The cable has been retaining a modest upside bias since Tuesday, notching this week’s high at 1.3946 before erasing some gains in recent trading. Despite the dollar trimmed losses, it remains vulnerable in the short term, suggesting the cable could at least stay afloat in the near term. On the four-hour charts, GBPUSD looks directionless while the overall technical picture is neutral. The pair continues to flirt with the 100-DMA that arrives at 1.3920 today. On the upside, a decisive break above the 1.4000 hurdle would improve the near-term technical picture. In a wider picture, the pound looks relatively steady as long as the prices are clinging to the 20-week SMA that lies marginally below the 1.4000 figure.
USDJPY bounced higher following two days of losses. Earlier in the day, the pair dipped below the 109.00 figure to stage a recovery in recent trading. The dollar rebounded to the 109.20 area, lacking upside momentum to see a more robust ascent from local lows. However, it looks like the prices would manage to hold above the 109.00 area that may trigger a bounce eventually. On the upside, the immediate target for dollar bulls arrives at 109.30, followed by the 100-DMA, today at 109.57. In a wider picture, USDJPY needs to overcome the descending 20-DMA that arrives just below the 110.00 figure.

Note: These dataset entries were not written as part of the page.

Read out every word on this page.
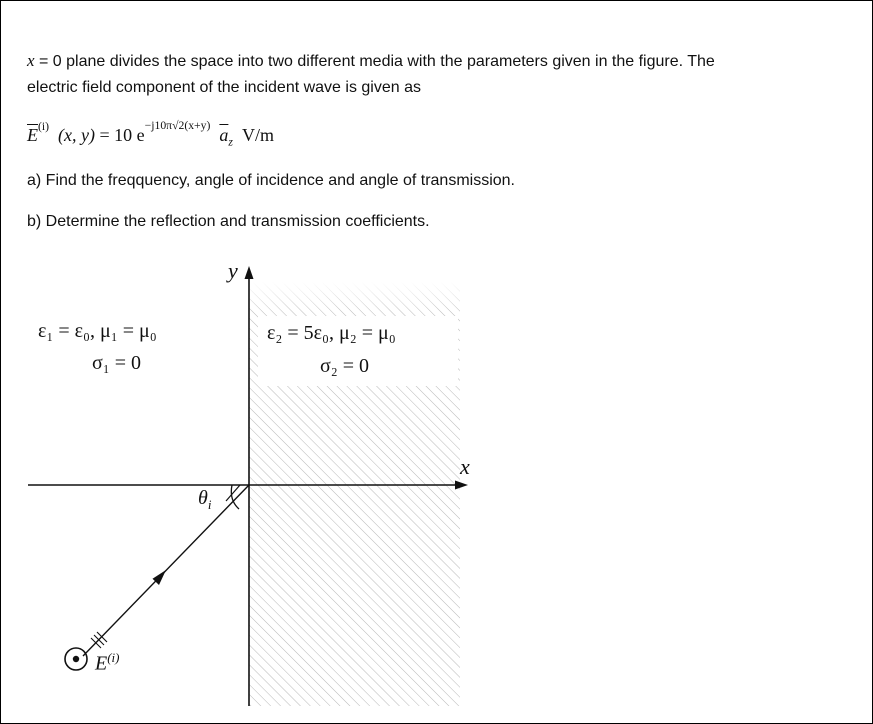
x = 0 plane divides the space into two different media with the parameters given in the figure. The
electric field component of the incident wave is given as
$\overline{E}^{(i)}$ (x, y) = 10 $e^{-j10\pi√2(x+y)}$ $\overline{a}_z$ V/m
a) Find the freqquency, angle of incidence and angle of transmission.
b) Determine the reflection and transmission coefficients.
ε₁ = ε₀, μ₁ = μ₀
σ₁ = 0
ε₂ = 5ε₀, μ₂ = μ₀
σ₂ = 0
y
x
$\theta_i$
$E^{(i)}$
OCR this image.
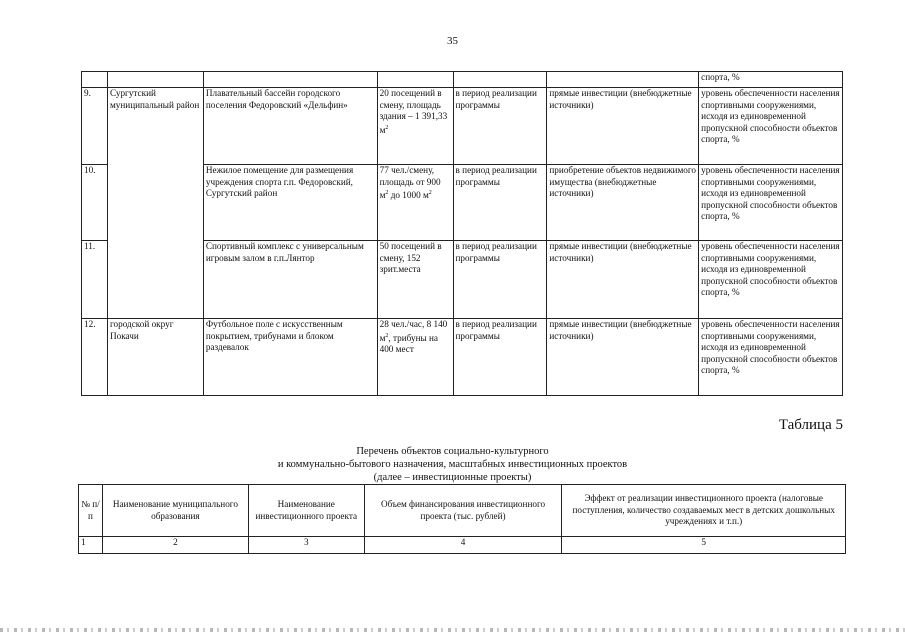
35
						спорта, %
9.	Сургутский муниципальный район	Плавательный бассейн городского поселения Федоровский «Дельфин»	20 посещений в смену, площадь здания – 1 391,33 $м^2$	в период реализации программы	прямые инвестиции (внебюджетные источники)	уровень обеспеченности населения спортивными сооружениями, исходя из единовременной пропускной способности объектов спорта, %
10.		Нежилое помещение для размещения учреждения спорта г.п. Федоровский, Сургутский район	77 чел./смену, площадь от 900 $м^2$ до 1000 $м^2$	в период реализации программы	приобретение объектов недвижимого имущества (внебюджетные источники)	уровень обеспеченности населения спортивными сооружениями, исходя из единовременной пропускной способности объектов спорта, %
11.		Спортивный комплекс с универсальным игровым залом в г.п.Лянтор	50 посещений в смену, 152 зрит.места	в период реализации программы	прямые инвестиции (внебюджетные источники)	уровень обеспеченности населения спортивными сооружениями, исходя из единовременной пропускной способности объектов спорта, %
12.	городской округ Покачи	Футбольное поле с искусственным покрытием, трибунами и блоком раздевалок	28 чел./час, 8 140 $м^2$, трибуны на 400 мест	в период реализации программы	прямые инвестиции (внебюджетные источники)	уровень обеспеченности населения спортивными сооружениями, исходя из единовременной пропускной способности объектов спорта, %
Таблица 5
Перечень объектов социально-культурного
и коммунально-бытового назначения, масштабных инвестиционных проектов
(далее – инвестиционные проекты)
№ п/п	Наименование муниципального образования	Наименование инвестиционного проекта	Объем финансирования инвестиционного проекта (тыс. рублей)	Эффект от реализации инвестиционного проекта (налоговые поступления, количество создаваемых мест в детских дошкольных учреждениях и т.п.)
1	2	3	4	5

Gold prices turned marginally higher on Wednesday following two days of modest losses. The bullion remains in a tight trading range, struggling for a directional bias these days. The yellow metal bounced from the 20-DMA earlier in the day to register local highs around $1,815. Now, the prices are targeting the 200-DMA that arrives at $1,819 today. The yellow metal now needs to make a decisive break above the mentioned simple moving average in order to get out of the consolidative range. Then, last month’s highs in the $1,834 area will come into market focus. Gold prices could challenge this region in the coming days if the selling pressure surrounding the dollar intensifies.
USDCHF is back in the positive territory on Wednesday following seven consecutive days of losses. The pair plunged to mid-June lows in the 0.9020 area that triggered a bounce and pushed the prices to the 0.9060 region in recent trading. If the recovery continues in the short term, USDCHF could challenge the 200-DMA, today at 0.9073. However, a decisive break above this moving average looks unlikely in the short term as the dollar remains vulnerable in general. On the hourly charts, the pair has exceeded the descending 100-SMA, adding to a brighter short-term technical picture. In the longer term, the outlook looks slightly bearish.